Do you think that wrapping the HKM in Opeh leaf improves the taste of the HKM? Or does the image of the Opeh leaf somehow invoke some nostalgia and affect the taste? Some vendors tell me that they feel the Opeh leaf does nothing to the taste of the noodles whiles others feel that the best way to eat their HKM is to leave it in the Opeh leaf for 10 minutes before eating.
This particular HKM stall told us that the best way to eat his HKM is to wait for all the flavours to soak in for 10 minues in the Opeh Leaf. OK, so we Tar Paued a packet of HKM and waited 10 minutes at the hawker centre to eat it. I had a few mouthfuls before wrapping it up so that I could compare the taste.
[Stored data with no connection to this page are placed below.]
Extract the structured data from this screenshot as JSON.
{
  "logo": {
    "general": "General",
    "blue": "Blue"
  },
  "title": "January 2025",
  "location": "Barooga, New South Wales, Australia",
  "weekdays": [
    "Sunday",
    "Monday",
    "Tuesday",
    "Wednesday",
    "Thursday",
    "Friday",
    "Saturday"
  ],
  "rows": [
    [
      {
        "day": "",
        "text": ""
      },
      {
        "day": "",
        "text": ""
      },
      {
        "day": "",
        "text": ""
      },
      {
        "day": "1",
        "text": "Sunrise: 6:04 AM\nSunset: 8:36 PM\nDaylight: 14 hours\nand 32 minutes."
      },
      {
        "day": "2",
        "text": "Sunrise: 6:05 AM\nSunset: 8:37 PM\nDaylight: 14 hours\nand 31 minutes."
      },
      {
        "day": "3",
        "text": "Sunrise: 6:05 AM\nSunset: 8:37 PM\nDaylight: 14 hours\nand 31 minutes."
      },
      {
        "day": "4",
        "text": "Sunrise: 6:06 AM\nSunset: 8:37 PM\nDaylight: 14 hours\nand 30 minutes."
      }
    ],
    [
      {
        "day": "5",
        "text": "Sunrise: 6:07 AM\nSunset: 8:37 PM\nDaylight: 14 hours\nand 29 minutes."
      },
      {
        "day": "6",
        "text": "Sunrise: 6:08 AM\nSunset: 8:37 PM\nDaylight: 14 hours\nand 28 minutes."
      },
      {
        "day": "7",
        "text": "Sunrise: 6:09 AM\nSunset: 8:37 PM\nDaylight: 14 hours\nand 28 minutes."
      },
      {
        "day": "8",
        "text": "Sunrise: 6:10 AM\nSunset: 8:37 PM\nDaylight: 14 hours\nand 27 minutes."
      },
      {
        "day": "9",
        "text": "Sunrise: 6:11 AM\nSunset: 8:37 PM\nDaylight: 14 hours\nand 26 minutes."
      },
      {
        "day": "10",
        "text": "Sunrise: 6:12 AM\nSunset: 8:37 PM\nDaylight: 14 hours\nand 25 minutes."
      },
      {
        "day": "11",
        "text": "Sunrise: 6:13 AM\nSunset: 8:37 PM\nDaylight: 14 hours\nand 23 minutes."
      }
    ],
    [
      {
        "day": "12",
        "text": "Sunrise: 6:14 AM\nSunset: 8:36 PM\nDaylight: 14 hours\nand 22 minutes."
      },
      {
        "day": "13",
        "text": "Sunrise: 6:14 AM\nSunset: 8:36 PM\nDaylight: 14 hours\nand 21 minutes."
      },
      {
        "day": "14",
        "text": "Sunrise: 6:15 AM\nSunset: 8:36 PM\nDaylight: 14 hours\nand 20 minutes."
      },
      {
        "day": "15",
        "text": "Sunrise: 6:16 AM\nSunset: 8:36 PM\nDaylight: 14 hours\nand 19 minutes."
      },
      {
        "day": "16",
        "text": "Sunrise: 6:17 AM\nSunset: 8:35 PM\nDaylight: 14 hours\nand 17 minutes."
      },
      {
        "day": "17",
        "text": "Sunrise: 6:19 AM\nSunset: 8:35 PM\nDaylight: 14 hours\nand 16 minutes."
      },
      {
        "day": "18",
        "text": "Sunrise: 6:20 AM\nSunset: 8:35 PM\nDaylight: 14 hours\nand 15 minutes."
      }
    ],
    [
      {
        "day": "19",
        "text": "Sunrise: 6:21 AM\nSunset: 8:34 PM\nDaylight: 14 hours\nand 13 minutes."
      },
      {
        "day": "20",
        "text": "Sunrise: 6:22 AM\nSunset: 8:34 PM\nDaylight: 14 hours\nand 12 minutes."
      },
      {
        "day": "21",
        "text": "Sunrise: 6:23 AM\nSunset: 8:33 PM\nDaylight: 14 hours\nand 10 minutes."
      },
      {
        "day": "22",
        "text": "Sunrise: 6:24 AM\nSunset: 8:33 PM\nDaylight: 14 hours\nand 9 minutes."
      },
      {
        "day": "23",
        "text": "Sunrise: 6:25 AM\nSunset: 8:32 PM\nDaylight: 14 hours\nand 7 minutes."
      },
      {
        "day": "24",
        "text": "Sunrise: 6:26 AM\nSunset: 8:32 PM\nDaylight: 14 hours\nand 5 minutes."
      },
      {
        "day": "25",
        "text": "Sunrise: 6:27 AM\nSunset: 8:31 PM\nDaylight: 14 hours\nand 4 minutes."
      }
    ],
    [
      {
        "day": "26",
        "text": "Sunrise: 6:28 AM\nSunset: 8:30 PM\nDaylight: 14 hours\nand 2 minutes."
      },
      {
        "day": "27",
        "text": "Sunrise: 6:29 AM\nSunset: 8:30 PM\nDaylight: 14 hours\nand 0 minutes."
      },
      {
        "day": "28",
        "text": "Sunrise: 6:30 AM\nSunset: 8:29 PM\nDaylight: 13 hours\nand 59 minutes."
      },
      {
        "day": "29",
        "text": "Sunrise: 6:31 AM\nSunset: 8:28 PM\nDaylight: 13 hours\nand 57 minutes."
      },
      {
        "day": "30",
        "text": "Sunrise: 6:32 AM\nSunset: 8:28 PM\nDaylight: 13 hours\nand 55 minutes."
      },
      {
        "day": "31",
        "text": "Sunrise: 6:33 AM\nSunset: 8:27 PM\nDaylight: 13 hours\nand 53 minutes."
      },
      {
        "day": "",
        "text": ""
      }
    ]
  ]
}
When we finally opened the packet, most of the gravy has been absorbed by the noodles. The Hokkien Mee here is quite decent, but still lacks that ooompph. The stall does not provide crispy pork lard though they admit that the vegetable oil used to cook the noodles was prepared with a small amount of pork lard. 4/5
It is hard to tell you what Opeh leaf actually taste like. To me, I think that if I really really have to say, than maybe it imparts a subtle woody taste to the HKM. But it is very very subtle. I think that it is the fact that you give the noodles time to soak in the flavours that makes the bigger difference to the noodles.
A good plate of HKM to try when you are at Marine Parade Food Centre. You’d appreciate it if you are health conscious. But I still maintain that HKM without the crispy pork lard is like an elephant without its trunk.